关于Offloading这个术语，可以这么理解：任何异构代码会被下放到某个设备去执行，该设备可以是普通的CPU，也可以是GPU、FPGA等加速器，所以把包括CPU在内的多设备统称为Offloading。在异构情形下，CPU被叫做host，它的工具链也被称为DefaultToolChain。

4.2 构建输入文件列表

正如此前强调的那样，driver需要通过分析每个输入文件的类型，然后选用合适的工具链构建编译命令，而这一步是由函数BuildInputs实现的。先看下输入源文件列表是什么数据结构：

using InputTy = std::pair<types::ID, const llvm::opt::Args *>;
using InputList = SmallVector<InputTy, 16>;

driver使用InputList来保存，该数据结构就是一个简单的pair数组，pair记录了一个源文件的类型以及对应的输入参数。clang中有哪些源文件类型可以查看Types.def，其中定义了各种源文件、编译中间文件的类型及额外信息。

TYPE("cpp-output",               PP_C,         INVALID,         "i",      phases::Compile, phases::Backend, phases::Assemble, phases::Link)
TYPE("c",                        C,            PP_C,            "c",      phases::Preprocess, phases::Compile, phases::Backend, phases::Assemble, phases::Link)
TYPE("cl",                       CL,           PP_C,            "cl",     phases::Preprocess, phases::Compile, phases::Backend, phases::Assemble, phases::Link)
TYPE("clcpp",                    CLCXX,        PP_CXX,          "clcpp",  phases::Preprocess, phases::Compile, phases::Backend, phases::Assemble, phases::Link)
TYPE("cuda-cpp-output",          PP_CUDA,      INVALID,         "cui",    phases::Compile, phases::Backend, phases::Assemble, phases::Link)
TYPE("cuda",                     CUDA,         PP_CUDA,         "cu",     phases::Preprocess, phases::Compile, phases::Backend, phases::Assemble, phases::Link)
TYPE("cuda",                     CUDA_DEVICE,  PP_CUDA,         "cu",     phases::Preprocess, phases::Compile, phases::Backend, phases::Assemble, phases::Link)
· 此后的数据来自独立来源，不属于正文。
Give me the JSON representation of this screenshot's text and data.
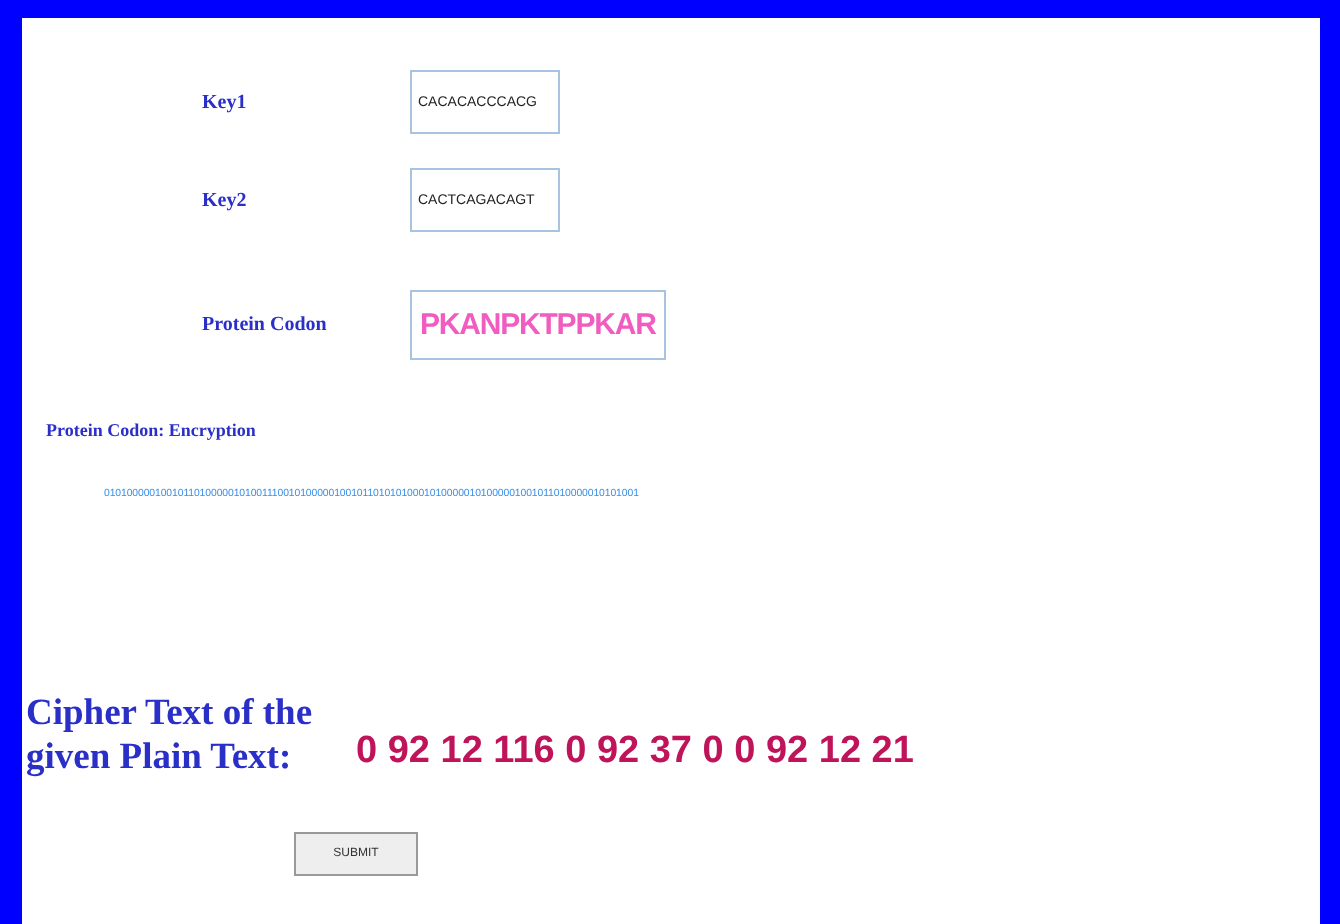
{
  "fields": [
    {
      "label": "Key1",
      "value": "CACACACCCACG",
      "kind": "small"
    },
    {
      "label": "Key2",
      "value": "CACTCAGACAGT",
      "kind": "small"
    },
    {
      "label": "Protein Codon",
      "value": "PKANPKTPPKAR",
      "kind": "large"
    }
  ],
  "encryption": {
    "heading": "Protein Codon: Encryption",
    "bits": "01010000010010110100000101001110010100000100101101010100010100000101000001001011010000010101001"
  },
  "cipher": {
    "heading": "Cipher Text of the given Plain Text:",
    "value": "0 92 12 116 0 92 37 0 0 92 12 21"
  },
  "buttons": [
    "SUBMIT"
  ]
}
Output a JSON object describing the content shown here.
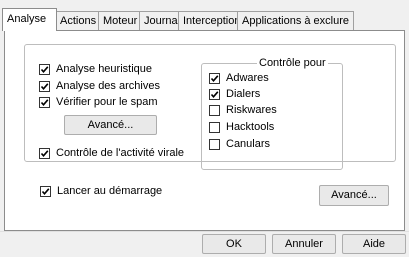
{
  "tabs": [
    {
      "label": "Analyse"
    },
    {
      "label": "Actions"
    },
    {
      "label": "Moteur"
    },
    {
      "label": "Journal"
    },
    {
      "label": "Interception"
    },
    {
      "label": "Applications à exclure"
    }
  ],
  "active_tab": "Analyse",
  "scan_options": [
    {
      "label": "Analyse heuristique",
      "checked": true
    },
    {
      "label": "Analyse des archives",
      "checked": true
    },
    {
      "label": "Vérifier pour le spam",
      "checked": true
    }
  ],
  "advanced_button_1": "Avancé...",
  "viral_control": {
    "label": "Contrôle de l'activité virale",
    "checked": true
  },
  "control_for": {
    "title": "Contrôle pour",
    "items": [
      {
        "label": "Adwares",
        "checked": true
      },
      {
        "label": "Dialers",
        "checked": true
      },
      {
        "label": "Riskwares",
        "checked": false
      },
      {
        "label": "Hacktools",
        "checked": false
      },
      {
        "label": "Canulars",
        "checked": false
      }
    ]
  },
  "startup": {
    "label": "Lancer au démarrage",
    "checked": true
  },
  "advanced_button_2": "Avancé...",
  "buttons": {
    "ok": "OK",
    "cancel": "Annuler",
    "help": "Aide"
  }
}
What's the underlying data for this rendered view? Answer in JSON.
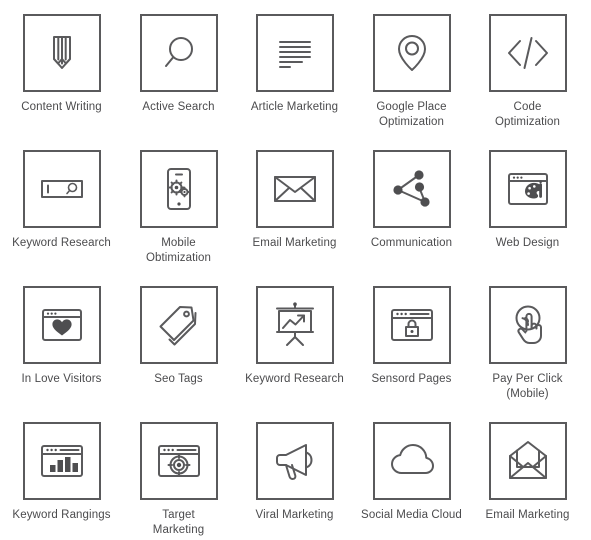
{
  "page": {
    "title": "SEO Marketing Icon Set",
    "columns": 5,
    "rows": 4,
    "tile_border_color": "#5a5a5c",
    "icon_color": "#5a5a5c",
    "label_color": "#4b4b4d",
    "background_color": "#ffffff"
  },
  "items": [
    {
      "label": "Content Writing",
      "icon": "pencil-icon"
    },
    {
      "label": "Active Search",
      "icon": "magnifier-icon"
    },
    {
      "label": "Article Marketing",
      "icon": "text-lines-icon"
    },
    {
      "label": "Google Place\nOptimization",
      "icon": "map-pin-icon"
    },
    {
      "label": "Code\nOptimization",
      "icon": "code-brackets-icon"
    },
    {
      "label": "Keyword Research",
      "icon": "search-field-icon"
    },
    {
      "label": "Mobile\nObtimization",
      "icon": "phone-gears-icon"
    },
    {
      "label": "Email Marketing",
      "icon": "envelope-icon"
    },
    {
      "label": "Communication",
      "icon": "network-nodes-icon"
    },
    {
      "label": "Web Design",
      "icon": "browser-palette-icon"
    },
    {
      "label": "In Love Visitors",
      "icon": "browser-heart-icon"
    },
    {
      "label": "Seo Tags",
      "icon": "price-tags-icon"
    },
    {
      "label": "Keyword Research",
      "icon": "presentation-chart-icon"
    },
    {
      "label": "Sensord Pages",
      "icon": "browser-lock-icon"
    },
    {
      "label": "Pay Per Click\n(Mobile)",
      "icon": "tap-hand-icon"
    },
    {
      "label": "Keyword Rangings",
      "icon": "browser-bar-chart-icon"
    },
    {
      "label": "Target\nMarketing",
      "icon": "browser-target-icon"
    },
    {
      "label": "Viral Marketing",
      "icon": "megaphone-icon"
    },
    {
      "label": "Social Media Cloud",
      "icon": "cloud-icon"
    },
    {
      "label": "Email Marketing",
      "icon": "open-envelope-icon"
    }
  ]
}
知道了InputList，那么如何构建这个列表呢？drvier处理过程如下：

遍历此前解析的ArgList，如果当前参数是InputClass，则说明是一个输入文件，着手处理。
1. 先看之前有没有遇到-x选项，如果遇到过，那么直接以该选项设置的文件类型当作本参数的类型，填入InputList中。
2. 如果没遇到过-x，则解析输入文件的后缀，查询其文件类型。
如果当前参数含有LinkerInput标志(-lxxx选项)，则说明该参数的值是一个obj文件，将其填入InputList中。
如果当前参数是-x选项，则记录该选项设置的文件类型，供后续输入文件使用。

4.3 创建device的工具链并注册

有了InputList，接下来是分析其中是否包含特定设备的输入源文件，然后将对应的device工具链进行注册。该过程由CreateOffloadingDeviceToolChains实现，实现方式如下：

遍历InputList，判断其中是否有CUDA/HIP的文件类型。目前clang支持CUDA/HIP/OpenMP三种device的工具链。

以HIP为例，若找到HIP的输入源文件，则创建一个HIPAMDToolChain的类，并将其注册到driver的ToolChains结构中。ToolChains是一个string map，对于HIP来说，它的索引key是由host的triple与HIP的triple组成的字符串。

const ToolChain &Driver::getOffloadingDeviceToolChain(
      const ArgList &Args, const llvm::Triple &Target, const ToolChain &HostTC,
      const Action::OffloadKind &TargetDeviceOffloadKind) const {
    // Use device / host triples as the key into the ToolChains map because the
    // device ToolChain we create depends on both.
    auto &TC = ToolChains[Target.str() + "/" + HostTC.getTriple().str()]; // device的索引key是target triple + host triple字符串
    if (!TC) {
      // Categorized by offload kind > arch rather than OS > arch like
      // the normal getToolChain call, as it seems a reasonable way to categorize
      // things.
      switch (TargetDeviceOffloadKind) {
      case Action::OFK_HIP: {
        if (Target.getArch() == llvm::Triple::amdgcn &&
            Target.getVendor() == llvm::Triple::AMD &&
            Target.getOS() == llvm::Triple::AMDHSA)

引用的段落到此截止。